Açıklamada söyle denildi:
-Babaya birinci sefer HIV teşhisini koyan ve tüm devlet ünitelerini uyaran kurum Kızılay’dır’.
-İzmir’de bir çocuğumuzun AIDS (HIV) hastalığı nedeniyle hayatını kaybetmesi hepimizi derinden üzmüştür. Vefat eden çocuğumuza HIV virüsünün nasıl bulaştığına ait Sıhhat Bakanlığı’nın incelemeleri sürerken, virüsün Kızılay tarafından verilen bir kandan bulaştığına yönelik temelsiz tezlerin hiçbir formda gerçeği yansıtmaması üzerine aşağıdaki açıklama mecburî olmuştur.
-İddiaya mevzu olan, İzmir’de kemik erimesi kuşkusuyla tedavi altına alınan lakin AIDS olduğu ortaya çıkan 13 yaşındaki A.E.K.’nın babası K.K., 2024 yılı ocak ayında Muğla’nın Milas ilçesi Atapark Kan Bağış Merkezi’ne başvurarak birinci kere kan bağışçısı olmak istemiştir.
-K.K.’dan alınan kan örneği, inançlı kan teminine yönelik NAT (Nükleik Asit Amplifikasyon Testi) testi dahil tüm tetkiklerden geçirildikten sonra HIV müspet olduğu anlaşılmış ve derhal ilgili sıhhat ve kolluk ünitelerine bilgi verilip kan imha edilmiş ve baba K.K. Kızılay’ın ret listesine alınmıştır.
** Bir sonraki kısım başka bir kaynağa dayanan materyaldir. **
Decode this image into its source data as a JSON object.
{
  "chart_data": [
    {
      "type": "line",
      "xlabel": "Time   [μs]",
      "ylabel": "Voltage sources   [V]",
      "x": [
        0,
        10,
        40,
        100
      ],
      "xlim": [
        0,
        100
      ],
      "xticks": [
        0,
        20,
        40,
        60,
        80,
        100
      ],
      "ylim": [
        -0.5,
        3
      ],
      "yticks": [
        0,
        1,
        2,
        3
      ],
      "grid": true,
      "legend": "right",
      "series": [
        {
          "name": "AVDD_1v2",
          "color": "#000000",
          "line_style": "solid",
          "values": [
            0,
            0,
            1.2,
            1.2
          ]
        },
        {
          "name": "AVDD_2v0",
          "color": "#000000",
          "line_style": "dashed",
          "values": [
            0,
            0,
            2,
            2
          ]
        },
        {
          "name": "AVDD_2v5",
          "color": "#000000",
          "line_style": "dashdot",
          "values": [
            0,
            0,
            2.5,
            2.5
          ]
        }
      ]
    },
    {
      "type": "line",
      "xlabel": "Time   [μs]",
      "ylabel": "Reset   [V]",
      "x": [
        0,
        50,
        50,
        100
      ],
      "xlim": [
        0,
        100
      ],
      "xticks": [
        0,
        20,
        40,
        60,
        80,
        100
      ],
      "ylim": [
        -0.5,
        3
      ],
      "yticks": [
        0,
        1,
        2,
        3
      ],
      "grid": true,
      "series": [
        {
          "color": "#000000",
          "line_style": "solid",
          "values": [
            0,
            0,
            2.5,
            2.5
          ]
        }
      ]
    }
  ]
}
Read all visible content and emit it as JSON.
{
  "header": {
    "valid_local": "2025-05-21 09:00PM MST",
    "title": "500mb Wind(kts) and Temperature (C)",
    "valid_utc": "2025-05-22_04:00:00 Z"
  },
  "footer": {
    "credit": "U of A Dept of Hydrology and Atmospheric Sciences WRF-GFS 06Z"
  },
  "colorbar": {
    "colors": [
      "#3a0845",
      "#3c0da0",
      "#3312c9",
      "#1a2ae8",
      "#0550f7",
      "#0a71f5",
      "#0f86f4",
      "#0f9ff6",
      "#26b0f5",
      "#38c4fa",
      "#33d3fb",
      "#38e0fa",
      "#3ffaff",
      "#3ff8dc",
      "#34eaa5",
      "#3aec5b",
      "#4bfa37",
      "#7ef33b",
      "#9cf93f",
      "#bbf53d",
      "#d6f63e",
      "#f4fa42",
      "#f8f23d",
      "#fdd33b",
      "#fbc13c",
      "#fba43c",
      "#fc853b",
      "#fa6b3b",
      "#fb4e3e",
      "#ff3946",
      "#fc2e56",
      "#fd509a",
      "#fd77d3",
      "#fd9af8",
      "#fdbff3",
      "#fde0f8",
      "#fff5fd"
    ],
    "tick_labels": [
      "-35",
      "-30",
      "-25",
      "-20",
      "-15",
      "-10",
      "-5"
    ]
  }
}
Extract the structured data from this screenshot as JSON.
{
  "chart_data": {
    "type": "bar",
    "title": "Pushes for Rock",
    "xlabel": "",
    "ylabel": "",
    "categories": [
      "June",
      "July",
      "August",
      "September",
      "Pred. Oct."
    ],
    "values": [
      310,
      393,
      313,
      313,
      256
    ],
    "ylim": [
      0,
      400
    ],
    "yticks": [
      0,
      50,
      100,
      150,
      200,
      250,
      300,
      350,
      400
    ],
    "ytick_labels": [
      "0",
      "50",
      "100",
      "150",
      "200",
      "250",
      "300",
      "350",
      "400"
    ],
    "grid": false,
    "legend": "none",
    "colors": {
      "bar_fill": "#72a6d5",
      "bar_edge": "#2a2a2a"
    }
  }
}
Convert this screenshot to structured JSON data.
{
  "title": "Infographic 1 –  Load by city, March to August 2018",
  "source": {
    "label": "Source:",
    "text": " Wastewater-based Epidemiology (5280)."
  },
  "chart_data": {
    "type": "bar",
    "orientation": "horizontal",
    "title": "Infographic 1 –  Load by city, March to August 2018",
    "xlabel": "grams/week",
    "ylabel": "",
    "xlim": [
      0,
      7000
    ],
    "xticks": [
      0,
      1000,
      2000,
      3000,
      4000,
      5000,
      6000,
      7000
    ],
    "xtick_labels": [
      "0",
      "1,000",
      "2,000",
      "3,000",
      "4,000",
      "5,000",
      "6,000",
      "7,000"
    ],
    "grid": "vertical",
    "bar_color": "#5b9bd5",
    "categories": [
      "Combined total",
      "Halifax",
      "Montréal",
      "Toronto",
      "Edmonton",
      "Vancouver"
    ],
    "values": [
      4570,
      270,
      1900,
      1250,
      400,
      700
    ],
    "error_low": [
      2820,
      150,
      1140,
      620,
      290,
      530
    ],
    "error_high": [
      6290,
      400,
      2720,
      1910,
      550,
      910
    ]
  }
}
Babaya birinci defa HIV teşhisini koyan ve tüm devlet ünitelerini uyaran kurum Kızılay’dır.
-2020 yılından bu yana, Bölge Kan Merkezlerimizden HIV riski taşıyan rastgele bir kan bileşenine dair hastanelere yahut sıhhat otoritelerine bir bildirim yapılmamış, tıpkı halde hastanelerden de Kurumumuza bu istikamette bir bildirim ulaşmamıştır.
-Türk Kızılay, kan bağışı sürecinde halk sıhhatini müdafaa sorumluluğu doğrultusunda tüm süreçlerini titizlikle yürütmekte ve bağışlanan her kan bileşenine memleketler arası standartlara uygun çağdaş testler uygulamaktadır.
-Türk Kızılay tarafından temin edilen tüm kan bileşenleri, Hepatit B, Hepatit C, HIV ve Sifiliz enfeksiyonlarına yönelik ileri tarama ve doğrulama testlerinden geçirilmektedir. Testlerde enfeksiyon riski saptanması durumunda, bağışçıdan kan bağışı kabul edilmemekte ve bu kanlar katiyetle hastanelere gönderilmemektedir.
-Kızılay kendisine verilen nizamlı ve inançlı kan temini misyonunu eksiksiz bir formda yerine getirirken, yılda aldığı yaklaşık 3 milyon ünite kanla yaklaşık 9 milyon hasta ve yaralının kan gereksinimini karşılamaktadır.
-Sorumsuz ve muğlak açıklamaların Kızılay’ın yürüttüğü bu ulusal misyona ve kan bağışı bekleyen hasta ve yaralılara vereceği ziyan her türlü açıklamanın dışındadır. İlgili tüm kurum, kuruluş ve bireyleri hassas olmaya çağırır, mevzuyu her tarafıyla takip ettiğimizi bildiririz. Kamuoyunun bilgisine hürmetlerimizle sunulur.”